In the analytics space, it is quite common for many organizations to have a team of data miners who are now referred to as data scientists and a team of business users who are often referred to as value architects.
In the analytics space, it is quite common for many organizations to have a team of data miners who are now referred to as data scientists and a team of business users who are often referred to as value architects. It has been a common practice ever since the first direct marketing models were produced for the large catalog and publishing firms in the sixties that both the “data” person or data scientist and the “business” person or value architect needed to collaborate in developing a specific business solution.
But the challenge then and the one that still remains today is this so-called divide between the two disciplines . In many cases, solutions are sub-optimal because there is minimal knowledge or understanding of what each role or discipline is intending to accomplish. Much discussion and material has been written about both these roles but the underlying challenge for many organizations is that there is still a knowledge gap between the two disciplines.

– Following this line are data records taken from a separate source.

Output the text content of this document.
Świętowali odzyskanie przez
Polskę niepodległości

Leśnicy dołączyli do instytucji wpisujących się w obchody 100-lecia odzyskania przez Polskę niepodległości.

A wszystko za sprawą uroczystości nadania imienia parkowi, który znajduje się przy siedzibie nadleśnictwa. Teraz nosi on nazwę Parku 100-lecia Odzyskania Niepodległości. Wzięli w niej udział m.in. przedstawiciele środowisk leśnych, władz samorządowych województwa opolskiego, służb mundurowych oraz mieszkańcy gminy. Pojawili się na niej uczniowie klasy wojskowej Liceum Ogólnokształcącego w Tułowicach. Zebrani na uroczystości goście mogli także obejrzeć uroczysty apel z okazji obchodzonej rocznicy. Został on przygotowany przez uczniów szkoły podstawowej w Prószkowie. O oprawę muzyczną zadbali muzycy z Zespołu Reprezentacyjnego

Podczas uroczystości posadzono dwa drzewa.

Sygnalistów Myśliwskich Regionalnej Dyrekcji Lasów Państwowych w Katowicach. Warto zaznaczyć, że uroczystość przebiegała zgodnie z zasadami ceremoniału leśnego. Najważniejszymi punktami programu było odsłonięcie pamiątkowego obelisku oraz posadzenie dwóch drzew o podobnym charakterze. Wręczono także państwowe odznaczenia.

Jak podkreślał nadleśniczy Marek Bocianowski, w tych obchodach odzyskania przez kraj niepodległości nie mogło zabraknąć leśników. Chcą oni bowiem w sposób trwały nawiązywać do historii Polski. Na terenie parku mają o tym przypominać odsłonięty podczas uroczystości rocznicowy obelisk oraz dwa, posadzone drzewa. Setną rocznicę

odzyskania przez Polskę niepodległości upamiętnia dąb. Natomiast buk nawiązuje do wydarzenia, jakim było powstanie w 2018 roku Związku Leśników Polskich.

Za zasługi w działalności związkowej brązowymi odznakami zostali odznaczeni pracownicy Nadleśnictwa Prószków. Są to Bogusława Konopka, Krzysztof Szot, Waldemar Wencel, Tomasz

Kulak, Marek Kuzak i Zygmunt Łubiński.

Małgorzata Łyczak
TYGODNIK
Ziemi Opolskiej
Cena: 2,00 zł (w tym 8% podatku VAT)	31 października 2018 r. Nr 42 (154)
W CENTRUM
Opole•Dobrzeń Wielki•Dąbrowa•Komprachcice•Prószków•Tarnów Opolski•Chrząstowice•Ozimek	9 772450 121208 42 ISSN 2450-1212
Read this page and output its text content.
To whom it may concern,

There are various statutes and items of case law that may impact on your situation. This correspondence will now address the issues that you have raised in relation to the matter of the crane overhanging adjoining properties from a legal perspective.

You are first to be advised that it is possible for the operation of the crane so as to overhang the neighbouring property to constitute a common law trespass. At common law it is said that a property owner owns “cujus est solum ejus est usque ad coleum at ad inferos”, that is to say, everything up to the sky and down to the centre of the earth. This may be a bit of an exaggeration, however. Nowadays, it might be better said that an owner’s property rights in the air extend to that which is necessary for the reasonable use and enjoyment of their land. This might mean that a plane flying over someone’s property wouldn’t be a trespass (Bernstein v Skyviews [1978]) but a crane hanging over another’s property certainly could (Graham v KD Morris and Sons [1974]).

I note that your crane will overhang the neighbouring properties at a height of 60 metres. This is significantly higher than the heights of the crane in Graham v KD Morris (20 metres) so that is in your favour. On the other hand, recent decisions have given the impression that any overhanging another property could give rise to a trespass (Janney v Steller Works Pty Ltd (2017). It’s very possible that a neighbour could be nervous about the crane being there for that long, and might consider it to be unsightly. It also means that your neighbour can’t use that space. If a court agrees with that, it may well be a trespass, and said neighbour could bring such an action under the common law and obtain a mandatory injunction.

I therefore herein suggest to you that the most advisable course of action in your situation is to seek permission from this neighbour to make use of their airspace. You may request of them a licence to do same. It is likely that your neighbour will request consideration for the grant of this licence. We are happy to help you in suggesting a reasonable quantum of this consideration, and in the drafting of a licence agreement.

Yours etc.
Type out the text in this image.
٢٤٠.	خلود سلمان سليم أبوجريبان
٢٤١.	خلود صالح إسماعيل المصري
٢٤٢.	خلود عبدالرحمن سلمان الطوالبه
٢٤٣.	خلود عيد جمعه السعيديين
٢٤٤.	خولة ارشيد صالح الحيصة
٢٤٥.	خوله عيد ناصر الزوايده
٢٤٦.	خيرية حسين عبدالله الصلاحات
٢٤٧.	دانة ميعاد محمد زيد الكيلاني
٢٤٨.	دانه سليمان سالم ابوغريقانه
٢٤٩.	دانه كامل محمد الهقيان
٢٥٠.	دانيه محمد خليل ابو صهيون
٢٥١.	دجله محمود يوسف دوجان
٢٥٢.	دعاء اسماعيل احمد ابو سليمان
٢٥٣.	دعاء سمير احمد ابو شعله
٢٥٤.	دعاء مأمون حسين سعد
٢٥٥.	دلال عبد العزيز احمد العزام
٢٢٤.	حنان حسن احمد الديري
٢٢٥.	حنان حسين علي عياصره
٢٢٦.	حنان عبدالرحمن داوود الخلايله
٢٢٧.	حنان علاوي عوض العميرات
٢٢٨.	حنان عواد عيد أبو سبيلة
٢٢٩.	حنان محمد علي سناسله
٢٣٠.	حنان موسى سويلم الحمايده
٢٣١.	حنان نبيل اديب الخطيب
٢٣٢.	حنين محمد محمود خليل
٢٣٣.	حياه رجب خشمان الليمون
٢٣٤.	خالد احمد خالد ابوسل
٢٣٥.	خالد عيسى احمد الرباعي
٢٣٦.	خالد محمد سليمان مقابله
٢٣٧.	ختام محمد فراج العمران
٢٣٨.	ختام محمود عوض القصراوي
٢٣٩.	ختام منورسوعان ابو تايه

What do I mean by this? The data scientist will indicate that the value architect does not understand data while the value architect will argue that the data scientist does not understand the business problem. As organizations attempt to fill both these type of roles, they will often look for “hybrids” or those individuals that can perform in both areas. However, this is easier said than done. But why? Without turning this article into a paper on neuroscience, brain functionality does play a part. Our brains are divided into left and right hemispheres where the left brain deals with the more quantitiative/programming /data sensitive type activities which is a clear strength of the data science discipline.
Meanwhile, the right side deals with the more “creative” type activities that are critical strengths in developing strategy and goals which are core strengths of the value architect. As a result of this brain physiology, individuals do tend to have a predominance more in one hemisphere than the other and hence the phrase “the person is wired differently” . Yet, individuals will have varying degrees of strength in their less dominant area. For organizations, the challenge is to identify individuals who will clearly have a strength in one discipline but clearly have strong overlap in their other less dominant discipline. But can we find these hybrids? Let’s look at this a little more closely at least within the hiring process and in particular the hiring of young “grads”. Let’s focus first on hiring the data scientist. Through the nature of their work in dealing with data , data scientists are very detailed and subsequently are very process-driven. Consequently, many data scientists tend to embrace the philosophy of “TELL ME WHAT TO DO.” But this kind of philosophy runs counter to finding data scientists that are “value architect” hybrids. How do we indeed find these “hybrids.”
The necessary core technical and quantitative skills should be readily apparent based on the candidate’s background and interview questions dealing with these core skills can ensure that this knowledge base exists. In understanding the potential “ value architect hybrid” of the young data scientist, a number of different scenarios could be presented to identify the business problem solving skills of the data scientist. For example, what kind of approach would a data scientist undertake to solve a problem with limited data. Another example might be to present a situation where a very robust model was created and not used. The interviewer here might ask the data scientist why the model was not used and how the data scientist might probe deeper to better understand its lack of use. These are just some examples in trying to understanding the young data scientist perspective and thought process that goes beyond the more traditional silo approach of “TELL ME WHAT TO DO.”
Let’s now look at the value architect. Typically, business undergrad or MBA students would be candidates who might have broader backgrounds in business strategy or marketing. Knowledge of database marketing and business intelligence would represent some of the newer disciplines or courses now being offered by academic institutions that the candidate would have pursued academically.
In hiring the business analyst or value architect, the “hybrid” component would focus on the quantitative/mathematical capabilities of the prospective candidate. For example, is the individual extremely comfortable with numbers? Does the individual know how to apply this knowledge to solve the given business problem. As part of the interview process, data and numbers could be presented to the candidate in order to understand their thought process in terms of identifying the real problem or business issue. Further questions might probe their thinking in how they might solve the problem. In hiring prospective candidates for both roles(value architect and data scientist), the organization needs to go beyond just assessing the core requisite skills of the specific role. The process needs to identify candidates( both data scientists and value architects) that can solve business problems by looking at data and numbers. In a way, can the individual “tell a story with the data?”
But let’s not forget that there will always be a need for data scientists and business analysts who do not exhibit these “hybrid” skills. For the data scientist, it might be building statistical tools while for the business analyst, it is about generating business reports. But the real key to success in analytics is finding those individuals who are hybrids, where the data scientist attempts to better understand the business issues while the value architect attempts to better understand the data environment. After all, it is these hybrids who are indeed the storytellers and who can determine the appropriate course of action based on their insights gleamed from the data.